見えているのか、木はその挑発に乗り枝を寛太とカーラへと集中させた。
素早く飛んでいるコウモリは桃が危険にさらされている事実を察知し、2人の箒へと群がってきた。
「こんなコウモリなど超高性能最新型機晶姫の相手じゃないです。ホントです」
「そっか、じゃあ宜しくお願いしますね!」
カーラはツインスラッシュを連発……しようとするがSPが足りず、2撃で打ち止めとなった。

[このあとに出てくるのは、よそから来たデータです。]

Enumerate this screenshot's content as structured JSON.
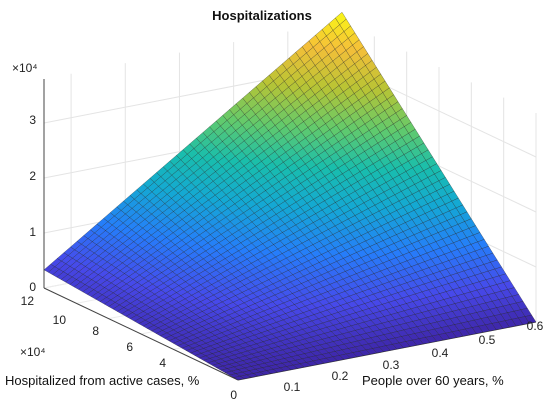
{
  "chart_data": {
    "type": "surface",
    "title": "Hospitalizations",
    "xlabel": "People over 60 years, %",
    "ylabel": "Hospitalized from active cases, %",
    "zlabel": "",
    "x_ticks": [
      "0.1",
      "0.2",
      "0.3",
      "0.4",
      "0.5",
      "0.6"
    ],
    "y_ticks": [
      "0",
      "2",
      "4",
      "6",
      "8",
      "10",
      "12"
    ],
    "z_ticks": [
      "0",
      "1",
      "2",
      "3"
    ],
    "x_exponent_label": "",
    "y_exponent_label": "×10⁴",
    "z_exponent_label": "×10⁴",
    "xlim": [
      0.05,
      0.6
    ],
    "ylim": [
      0,
      120000
    ],
    "zlim": [
      0,
      38000
    ],
    "surface": {
      "formula": "z = k * x * y",
      "k": 0.55,
      "corners": [
        {
          "x": 0.05,
          "y": 0,
          "z": 0
        },
        {
          "x": 0.6,
          "y": 0,
          "z": 0
        },
        {
          "x": 0.05,
          "y": 120000,
          "z": 3300
        },
        {
          "x": 0.6,
          "y": 120000,
          "z": 39600
        }
      ]
    },
    "colormap": "parula",
    "grid": true
  }
}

「大丈夫です。ナイフ投げ的な機能も搭載していますから、100%の命中率です。ホントです」
「凄いですね!!」
寛太はカーラを褒めながら、箒を器用に操り、枝攻撃を何とかかわしていく。
「えい!」
持っていたカルスノウトを投げるが、コウモリには当たらず、空を切るだけとなった。
「む……今日はメンテが十分ではないようです。でも、私にはこの拳があります。ロケットのように飛ばせます。ホントです。……要メンテですが」
「うん、なら今度宜しくお願いしますね」
こんなやりとりの2人をよそに、自分に攻撃がこない真由美は桃を順調に集めていた。
「楽勝ね」
地面近くまで行くとオオカミが真由美を狙って牙をむいてくるが、ホーリーメイスで殴りつけて対処していた。
「ま、こんなもんね。そろそろ戦線離脱といきますか」
ある程度桃を収穫すると2人を放置して森の中へと消えていった。
「桃は十分収穫出来た頃でしょうか。……あれ? 真由美さん?」
キョロキョロと辺りを見回すが、真由美の姿はすでにどこにもなかった。
森の中へと逃げた真由美は1本の針葉樹の枝に腰かけ、桃にキュアポイゾンを試していた。
「変化なしみたいね」
性質が変わらないのを見て、持ってきた桃を全て平らげたのだった。